Based on these results Arsenal would have scored 2 goals in this simulation.

This is done for both teams and the goals scored are compared and the result is recorded and then the simulation is run (with the decimals again compared to a new set of random numbers to simulate a bit of randomness that happens) again another 9,999 times. The odds that I present are the count of each result divided by the number of simulations.

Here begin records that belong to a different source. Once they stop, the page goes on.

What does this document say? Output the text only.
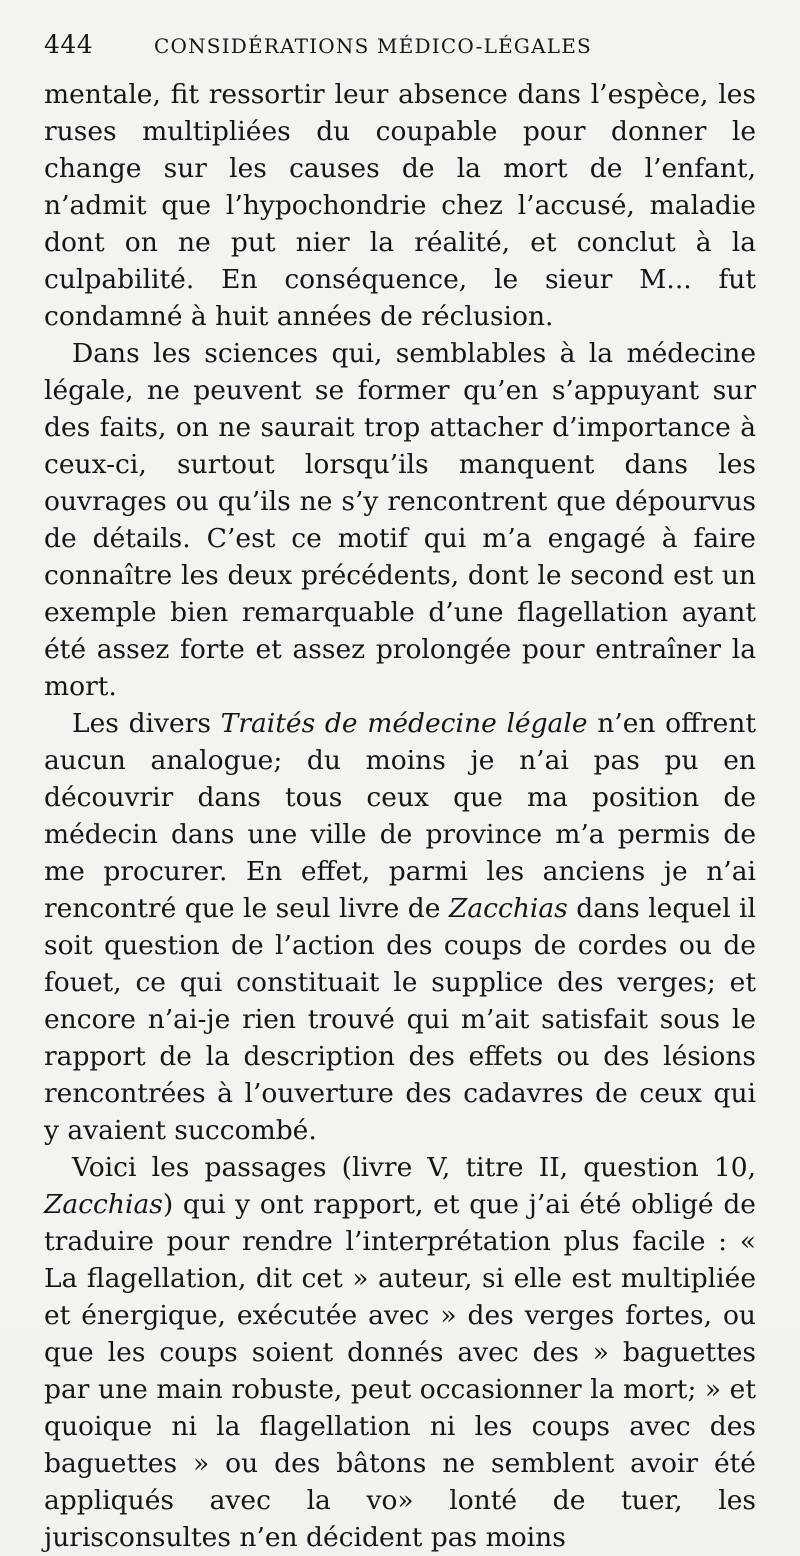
444	CONSIDÉRATIONS MÉDICO-LÉGALES

mentale, fit ressortir leur absence dans l’espèce, les ruses multipliées du coupable pour donner le change sur les causes de la mort de l’enfant, n’admit que l’hypochondrie chez l’accusé, maladie dont on ne put nier la réalité, et conclut à la culpabilité. En conséquence, le sieur M... fut condamné à huit années de réclusion.

Dans les sciences qui, semblables à la médecine légale, ne peuvent se former qu’en s’appuyant sur des faits, on ne saurait trop attacher d’importance à ceux-ci, surtout lorsqu’ils manquent dans les ouvrages ou qu’ils ne s’y rencontrent que dépourvus de détails. C’est ce motif qui m’a engagé à faire connaître les deux précédents, dont le second est un exemple bien remarquable d’une flagellation ayant été assez forte et assez prolongée pour entraîner la mort.

Les divers Traités de médecine légale n’en offrent aucun analogue; du moins je n’ai pas pu en découvrir dans tous ceux que ma position de médecin dans une ville de province m’a permis de me procurer. En effet, parmi les anciens je n’ai rencontré que le seul livre de Zacchias dans lequel il soit question de l’action des coups de cordes ou de fouet, ce qui constituait le supplice des verges; et encore n’ai-je rien trouvé qui m’ait satisfait sous le rapport de la description des effets ou des lésions rencontrées à l’ouverture des cadavres de ceux qui y avaient succombé.

Voici les passages (livre V, titre II, question 10, Zacchias) qui y ont rapport, et que j’ai été obligé de traduire pour rendre l’interprétation plus facile : « La flagellation, dit cet » auteur, si elle est multipliée et énergique, exécutée avec » des verges fortes, ou que les coups soient donnés avec des » baguettes par une main robuste, peut occasionner la mort; » et quoique ni la flagellation ni les coups avec des baguettes » ou des bâtons ne semblent avoir été appliqués avec la vo» lonté de tuer, les jurisconsultes n’en décident pas moins
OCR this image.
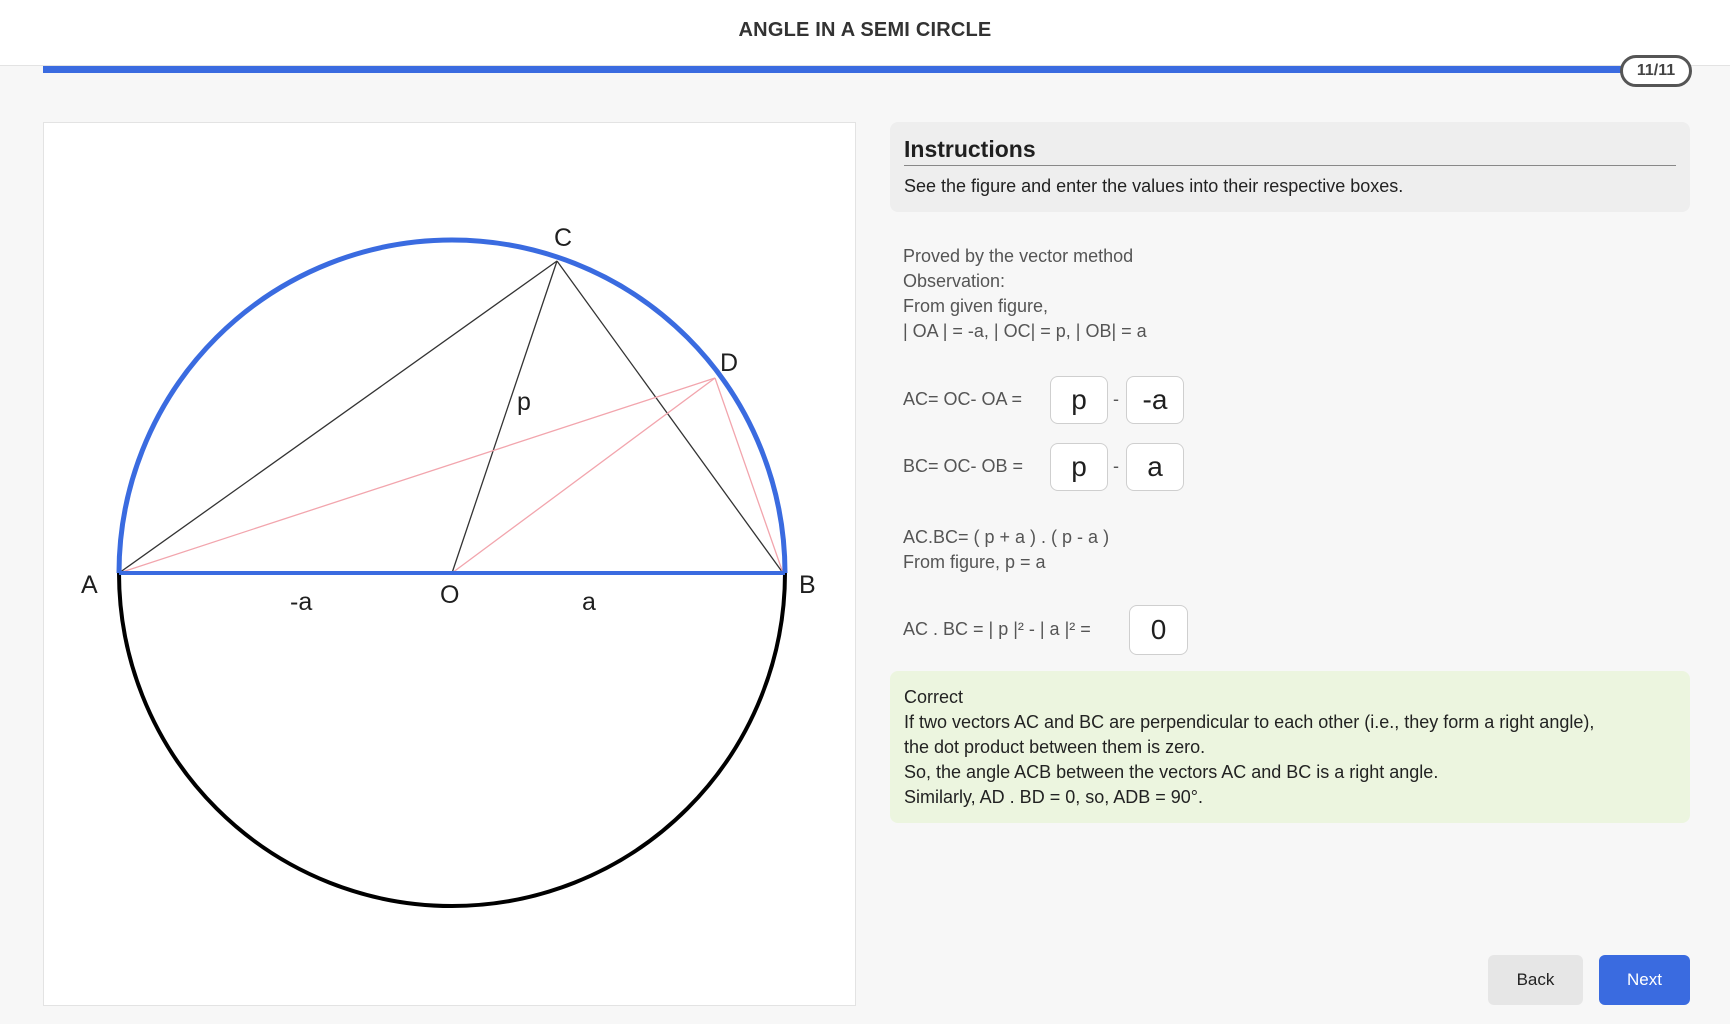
ANGLE IN A SEMI CIRCLE
11/11
A	B
C
D
O
-a	a
p
Instructions
See the figure and enter the values into their respective boxes.
Proved by the vector method
Observation:
From given figure,
| OA | = -a, | OC| = p, | OB| = a
AC= OC- OA =	p	- -a
BC= OC- OB =	p	-	a
AC.BC= ( p + a ) . ( p - a )
From figure, p = a
AC . BC = | p |² - | a |² =	0
Correct
If two vectors AC and BC are perpendicular to each other (i.e., they form a right angle),
the dot product between them is zero.
So, the angle ACB between the vectors AC and BC is a right angle.
Similarly, AD . BD = 0, so, ADB = 90°.
Back	Next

Again to the example of Arsenal vs Bournemouth, Arsenal won 5,327 of the simulations, there was a draw 2,190 times and Bournemouth won 2,483 times. So the odds for the match would be presented as 53.3% for Arsenal, 21.9% Draw, 24.8% Bournemouth.


Simulating the Season:

For each of the remaining matches in the season the odds are determined using the above method and a similar exercise is performed to simulate the season. I use this to give odds for each team winning the league or finishing top 4 and other targets.

To help illustrate I will again use the Arsenal vs Bournemouth example. For this a random number is generated. I got 0.5058 as my random number and that is compared to odds of home win: 0 to 0.533, draw: greater than 0.533 to less than 0.753 and Away win: 0.752 to 1. With this random number Arsenal have been simulated as the winner.

This is done for each match and the number of wins, draws and losses are recorded as well as the points and where each team finished in the table. This is done another 9,999 times to simulate the season 10,000 times and then the results are presented as the simulated odds.

The latest simulation makes Manchester City the title favorites winning the title in 32.7% of simulations.


Team Strength:

Earlier today on twitter I posted something new and that is related to my simulation work. I called it team strength rankings.
Here is how that is derived.

Each team's overall shot spread is multiplied by the assigned values (basically it is a simplified xG value per game) and then compared to league average. Using Arsenal as an example, they have an estimated 1.8 xG per game overall compared to 1.3 for League Average. I then took the team value divided by league average times 100 to give the value in the tweet where 100 is league average and every point above or below represents 1% above or below the league average.

For the overall ranking it is the average of the offense and defense with that compared to league average to determine overall rank.

This is a new thing for me so this might need tweeking as I continue on.

Please let me know if things need further clarification or if I missed anything.